La prisión ha cobrado un aura casi mística desde que se estrenó la famosa película 'The Shawshank Redemption' en 1994. Sin embargo, muchos no saben que estos muros vieron vidas reales, no guiones de Hollywood; vidas de hombres que fueron puestos allí para pagar sus deudas a la sociedad. Esto es un recordatorio de que las prisiones no están aquí para lucir bonitas, sino para una función crucial: mantener a los ciudadanos comunes seguros.
Podría ser esta la envidia de la izquierda; ¿qué tan escandaloso que una institución haga que los hombres sean responsables de sus actos? En lugar de centrarse solo en la necesidad de terapia y reintegración, la Prisión Estatal Shawshank es un contundente recordatorio de que el castigo también juega un papel vital. La película representó a Andy Dufresne como un héroe, pero la realidad es que los prisioneros deben enfrentarse a sus acciones equivocadas.
La arquitectura de Shawshank no es solo un deleite visual; es un testimonio físico de lo que el viejo sistema penal de Estados Unidos valoraba. Puede que los liberales quemen mis palabras, pero la forma en que la prisión imponente es un recordatorio constante de que los infractores de la ley no están aquí para una estadía en un resort de vacaciones.
Los detractores de este tipo de corrección olvidan rápidamente que las instituciones como Shawshank se construyeron para enviar un mensaje claro. Pueden considerarse una solución arcaica, pero las estadísticas sobre reincidencia deberían hacernos reflexionar. Las prisiones son el área gris que se tiende a ignorar en las noticias populares, pero al final del día, son necesarias.
Ya no es función de las prisiones el encantar, sino el mantener el orden. Este debería ser el foco. El enfoque liberal a menudo se desbordaba en excusas, pero Shawshank no fue construida bajo esa mentalidad. Las personas necesitan ser responsables de sus acciones, y esta prisión es el epítome de eso.

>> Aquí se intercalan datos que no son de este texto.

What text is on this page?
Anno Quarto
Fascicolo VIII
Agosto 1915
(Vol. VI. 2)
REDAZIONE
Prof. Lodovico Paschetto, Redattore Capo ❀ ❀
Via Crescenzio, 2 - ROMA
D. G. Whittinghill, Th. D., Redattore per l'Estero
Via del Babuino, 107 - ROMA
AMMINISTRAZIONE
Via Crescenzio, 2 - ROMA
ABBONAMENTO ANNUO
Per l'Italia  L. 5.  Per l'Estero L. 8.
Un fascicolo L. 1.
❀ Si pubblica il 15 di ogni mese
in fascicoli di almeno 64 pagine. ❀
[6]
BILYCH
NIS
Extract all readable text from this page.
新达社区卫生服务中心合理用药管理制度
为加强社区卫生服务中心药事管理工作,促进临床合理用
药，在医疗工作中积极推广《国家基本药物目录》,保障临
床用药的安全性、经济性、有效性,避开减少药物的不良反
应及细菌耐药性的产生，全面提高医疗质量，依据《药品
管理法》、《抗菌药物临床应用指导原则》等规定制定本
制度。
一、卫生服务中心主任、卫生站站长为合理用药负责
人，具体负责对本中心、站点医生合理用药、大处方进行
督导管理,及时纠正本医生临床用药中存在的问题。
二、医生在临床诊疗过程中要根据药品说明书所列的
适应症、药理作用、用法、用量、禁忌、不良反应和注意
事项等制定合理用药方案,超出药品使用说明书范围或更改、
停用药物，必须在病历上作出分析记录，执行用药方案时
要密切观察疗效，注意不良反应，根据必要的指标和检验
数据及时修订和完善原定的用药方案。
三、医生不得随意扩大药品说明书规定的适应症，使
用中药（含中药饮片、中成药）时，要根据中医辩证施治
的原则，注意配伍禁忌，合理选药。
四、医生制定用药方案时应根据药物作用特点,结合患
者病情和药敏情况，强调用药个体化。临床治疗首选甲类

Piensa en el final de la película; el escape de Andy es inspirador de película, no es algo que deberíamos tomar como modelo de cómo funcionan (o deberían funcionar) las cosas en el mundo real. Hacerse responsable y cumplir con una condena es una parte crucial, por mucho que la fantasía de pobre condenado injustamente pueda sonar. La realidad es que Shawshank era una institución correccional legítima que hizo más por la sociedad de lo que la película alguna vez mostró.
La crítica es buena, pero las excusas no. No todos pueden manejar el encierro, sin embargo, Shawshank ofrece una perspectiva invaluable. Si bien la justicia penal ha evolucionado y cambios han tenido lugar para el tratamiento de los reclusos, algunos de esos principios antiguos aún tienen relevancia hoy.
Así que aquí está el final: Shawshank como símbolo real debe ser respetado por lo que fue, y no solo por lo que la pantalla grande le ha hecho creer a las masas.